CVE-2026-46406
MediumCVSS 6.1Exploitation Probability (EPSS)
Low risk6th percentile — higher than 6% of all known CVEs
Summary
Claude Code versions 2.1.59 through 2.1.128 write responses from the /copy command to /tmp/claude/response.md without UID isolation, randomness, or symlink protection. The file is created world-readable (0644) in a world-traversable directory (0755), allowing any local user to read a privileged user's Claude response, which may contain secrets or credentials.
Risk Assessment
A local unprivileged attacker can read Claude responses containing secrets or credentials, and by pre-creating a symlink at the predictable path, can cause overwriting of an arbitrary file on the system.
Recommendation
Upgrade Claude Code to version 2.1.128 or later, which fixes this vulnerability.
Original NVD description (English source)

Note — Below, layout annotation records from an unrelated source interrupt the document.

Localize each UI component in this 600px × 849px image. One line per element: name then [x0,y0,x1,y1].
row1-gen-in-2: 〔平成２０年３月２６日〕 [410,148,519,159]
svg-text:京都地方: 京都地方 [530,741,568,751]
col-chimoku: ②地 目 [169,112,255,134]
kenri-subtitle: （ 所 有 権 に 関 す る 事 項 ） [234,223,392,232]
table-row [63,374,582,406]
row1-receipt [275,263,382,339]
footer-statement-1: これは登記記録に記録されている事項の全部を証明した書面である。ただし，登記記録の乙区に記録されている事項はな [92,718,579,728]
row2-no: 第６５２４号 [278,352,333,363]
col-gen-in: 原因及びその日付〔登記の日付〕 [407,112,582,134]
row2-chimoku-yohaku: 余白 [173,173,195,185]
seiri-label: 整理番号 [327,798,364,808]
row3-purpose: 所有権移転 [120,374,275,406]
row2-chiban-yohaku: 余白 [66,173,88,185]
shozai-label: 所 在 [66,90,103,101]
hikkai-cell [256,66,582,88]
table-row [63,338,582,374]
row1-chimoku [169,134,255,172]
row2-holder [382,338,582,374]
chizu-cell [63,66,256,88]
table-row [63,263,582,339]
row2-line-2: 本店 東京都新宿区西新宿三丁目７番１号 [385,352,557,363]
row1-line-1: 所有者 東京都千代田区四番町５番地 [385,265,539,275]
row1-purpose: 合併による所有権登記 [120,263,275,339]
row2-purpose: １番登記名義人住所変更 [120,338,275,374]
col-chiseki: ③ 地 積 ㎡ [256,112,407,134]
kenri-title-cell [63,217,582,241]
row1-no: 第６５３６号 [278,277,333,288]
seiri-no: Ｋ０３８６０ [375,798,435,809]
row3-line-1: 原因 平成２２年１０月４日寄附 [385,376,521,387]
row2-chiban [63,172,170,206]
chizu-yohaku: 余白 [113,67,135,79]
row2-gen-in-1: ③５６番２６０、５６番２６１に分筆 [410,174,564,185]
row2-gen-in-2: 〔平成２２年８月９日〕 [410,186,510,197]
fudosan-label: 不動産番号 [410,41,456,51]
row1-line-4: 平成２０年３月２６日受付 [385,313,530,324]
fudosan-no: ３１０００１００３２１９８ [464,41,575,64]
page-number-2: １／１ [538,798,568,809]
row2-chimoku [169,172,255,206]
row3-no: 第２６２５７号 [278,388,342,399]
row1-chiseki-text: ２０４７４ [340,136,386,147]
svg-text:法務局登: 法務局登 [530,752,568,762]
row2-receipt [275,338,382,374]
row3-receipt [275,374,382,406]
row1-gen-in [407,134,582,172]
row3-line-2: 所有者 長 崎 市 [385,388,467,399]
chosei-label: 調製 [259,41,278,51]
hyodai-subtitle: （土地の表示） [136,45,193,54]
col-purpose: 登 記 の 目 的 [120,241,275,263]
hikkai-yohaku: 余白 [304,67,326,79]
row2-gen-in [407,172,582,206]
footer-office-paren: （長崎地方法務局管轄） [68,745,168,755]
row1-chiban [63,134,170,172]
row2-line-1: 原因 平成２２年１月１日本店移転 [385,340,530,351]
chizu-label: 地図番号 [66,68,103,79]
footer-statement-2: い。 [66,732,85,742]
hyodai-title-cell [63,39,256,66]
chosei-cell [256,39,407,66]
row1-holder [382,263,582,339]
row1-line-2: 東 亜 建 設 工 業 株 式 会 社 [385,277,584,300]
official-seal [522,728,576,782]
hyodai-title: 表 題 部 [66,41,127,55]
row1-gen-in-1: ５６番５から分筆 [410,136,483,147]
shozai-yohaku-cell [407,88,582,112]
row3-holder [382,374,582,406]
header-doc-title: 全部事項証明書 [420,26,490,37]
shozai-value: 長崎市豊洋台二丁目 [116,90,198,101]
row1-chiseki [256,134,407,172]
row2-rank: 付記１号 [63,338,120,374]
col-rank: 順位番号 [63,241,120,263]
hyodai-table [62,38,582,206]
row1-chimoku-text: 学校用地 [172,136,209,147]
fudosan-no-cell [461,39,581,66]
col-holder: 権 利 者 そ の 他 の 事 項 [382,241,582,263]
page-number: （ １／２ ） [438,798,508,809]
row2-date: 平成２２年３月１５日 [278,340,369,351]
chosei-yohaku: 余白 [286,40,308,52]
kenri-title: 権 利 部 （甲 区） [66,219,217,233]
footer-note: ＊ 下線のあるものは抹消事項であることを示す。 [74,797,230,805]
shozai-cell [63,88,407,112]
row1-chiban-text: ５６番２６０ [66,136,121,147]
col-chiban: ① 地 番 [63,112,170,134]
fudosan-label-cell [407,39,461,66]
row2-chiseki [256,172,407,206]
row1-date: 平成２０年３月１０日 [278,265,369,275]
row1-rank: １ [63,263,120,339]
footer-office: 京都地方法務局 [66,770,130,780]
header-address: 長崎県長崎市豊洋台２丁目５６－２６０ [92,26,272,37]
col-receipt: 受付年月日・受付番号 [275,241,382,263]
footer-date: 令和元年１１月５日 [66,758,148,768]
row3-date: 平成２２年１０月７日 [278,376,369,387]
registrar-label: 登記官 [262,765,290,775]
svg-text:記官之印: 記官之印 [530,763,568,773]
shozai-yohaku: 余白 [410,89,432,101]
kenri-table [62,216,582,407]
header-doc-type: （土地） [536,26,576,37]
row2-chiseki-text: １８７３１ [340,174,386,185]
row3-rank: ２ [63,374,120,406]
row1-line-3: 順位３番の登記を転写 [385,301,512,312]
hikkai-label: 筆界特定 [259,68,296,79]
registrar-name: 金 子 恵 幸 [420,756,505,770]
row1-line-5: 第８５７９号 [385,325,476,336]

Claude Code is an agentic coding tool. From 2.1.59 until 2.1.128, the Claude Code /copy command wrote responses to a hardcoded, predictable path (/tmp/claude/response.md) without UID isolation, randomness, or symlink protection. The file was created world-readable (0644) in a world-traversable directory (0755), allowing any local user to read a privileged user's Claude response, which could contain secrets or credentials. Additionally, because the path was static and predictable, a local attacker could pre-create the directory and plant a symlink at the expected file path, causing the privileged process to follow the symlink and overwrite an attacker-chosen file with the response text. Exploiting this required a local unprivileged user on the same system and a privileged user to run the /copy command. This vulnerability is fixed in 2.1.128.